Researchers create ultra-efficient LED

Feb 2, 2008 08:58 GMT  ·  By

LEDs are some of the most efficient energy conversion devices available on the market today. No only that, but they can also be made to shine a wide range of different colors in the visible and infrared spectrum, and have way longer lives than traditional light bulbs and florescent tubes. This is mostly why LEDs are considered to be the future of efficient lighting, helping reduce the electric energy consumption, thus the carbon dioxide and other greenhouse gas emissions.

However, their current design is flawed by the fact that they have 'color rendering indexes' ranging between 80 to 100, while the florescent light tubes have indexes of 100. This basically means that most LEDs shinning white light are actually tending to acquire a bluish tinge, thus objects lit with such light appear to have pure color, but in fact they do not.

A team of researchers from the University in Ankara discovered that by coating the semiconductor core crystals with a nanocrystal structure, they can generate a light emission in the desired spectrum.

White light electroluminescent diodes are usually made of a semiconductor chip, consisting of a core of cadmium selenide surrounded by a layer of zinc sulphide. As they are being powered, LEDs absorb part of the blue light into the semiconductor crystal, but let the red and green wavelengths to pass right through it. The green and red light combine with the remnant blue, in order to produce an emission of soft white light.

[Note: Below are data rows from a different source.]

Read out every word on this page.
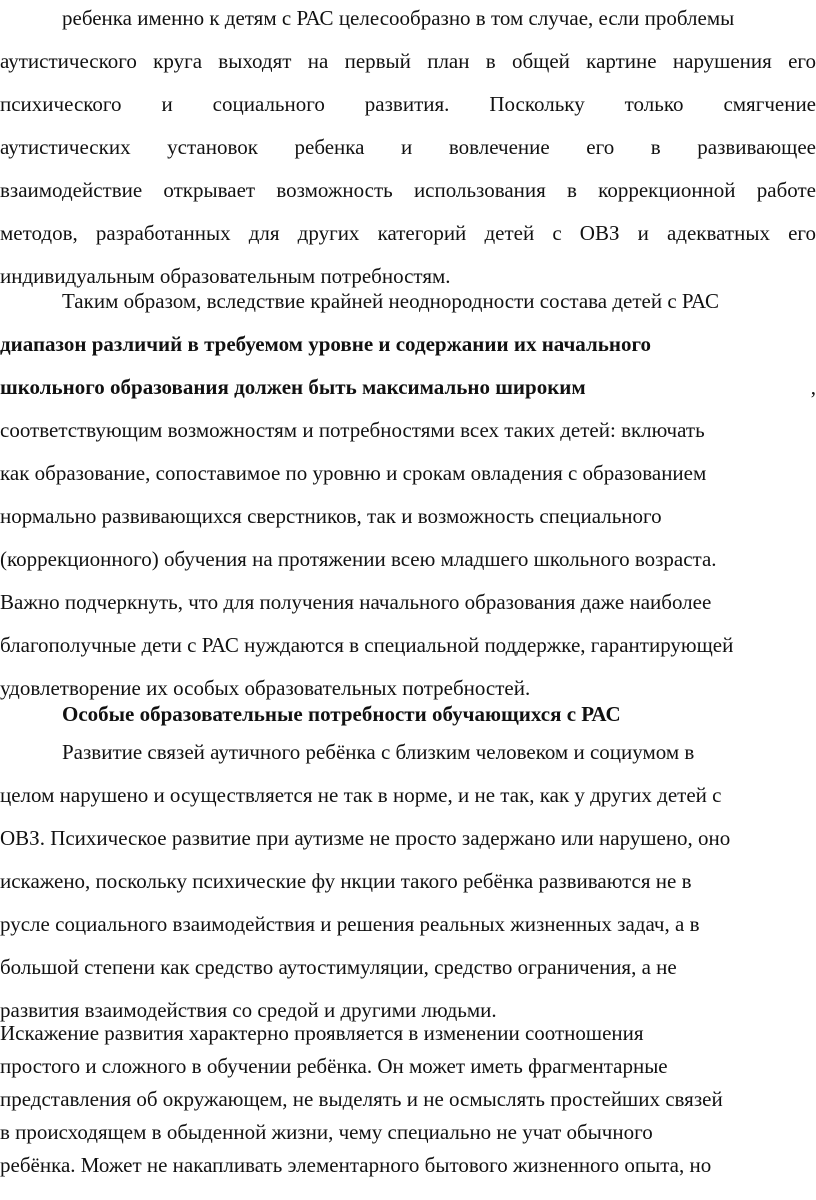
ребенка именно к детям с РАС целесообразно в том случае, если проблемы
аутистического круга выходят на первый план в общей картине нарушения его
психического и социального развития. Поскольку только смягчение
аутистических установок ребенка и вовлечение его в развивающее
взаимодействие открывает возможность использования в коррекционной работе
методов, разработанных для других категорий детей с ОВЗ и адекватных его
индивидуальным образовательным потребностям.
Таким образом, вследствие крайней неоднородности состава детей с РАС
диапазон различий в требуемом уровне и содержании их начального
школьного образования должен быть максимально широким	,
соответствующим возможностям и потребностями всех таких детей: включать
как образование, сопоставимое по уровню и срокам овладения с образованием
нормально развивающихся сверстников, так и возможность специального
(коррекционного) обучения на протяжении всею младшего школьного возраста.
Важно подчеркнуть, что для получения начального образования даже наиболее
благополучные дети с РАС нуждаются в специальной поддержке, гарантирующей
удовлетворение их особых образовательных потребностей.
Особые образовательные потребности обучающихся с РАС
Развитие связей аутичного ребёнка с близким человеком и социумом в
целом нарушено и осуществляется не так в норме, и не так, как у других детей с
ОВЗ. Психическое развитие при аутизме не просто задержано или нарушено, оно
искажено, поскольку психические фу нкции такого ребёнка развиваются не в
русле социального взаимодействия и решения реальных жизненных задач, а в
большой степени как средство аутостимуляции, средство ограничения, а не
развития взаимодействия со средой и другими людьми.
Искажение развития характерно проявляется в изменении соотношения
простого и сложного в обучении ребёнка. Он может иметь фрагментарные
представления об окружающем, не выделять и не осмыслять простейших связей
в происходящем в обыденной жизни, чему специально не учат обычного
ребёнка. Может не накапливать элементарного бытового жизненного опыта, но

On the other hand, commercially available LEDs use phosphor coatings to convert part of the light in the blue spectrum into yellow light, which when mixed with the remaining blue light it gives off an annoying blue-hued white. The problem with the phosphor coating is that it cannot be tunned to emit or absorb a specifically required amount of light.

By using nanocrystals, Hilmi Volkan Demir was able to obtain a more tight rage of wavelengths than in the case of the phosphorus coating, meaning that they can be made to emit light in any desired spectrum. But by combining different-sized nanocrystals, one can control the emissions of green and red light, which combine to form blue light and obtain a pure white color.

This ultimately translates into a more efficient energy conversion. For example, phosphorus-coated white LEDs can provide about 30 lumens per watt, florescent tubes output about 60 lumens per watt, while the traditional light bulb is able to give only 15 lumens per watt, meaning about 10 percent of the inputed energy, the rest being spent on heat. However, the white nanocrystal LEDs can provide 300 lumens of light per watt.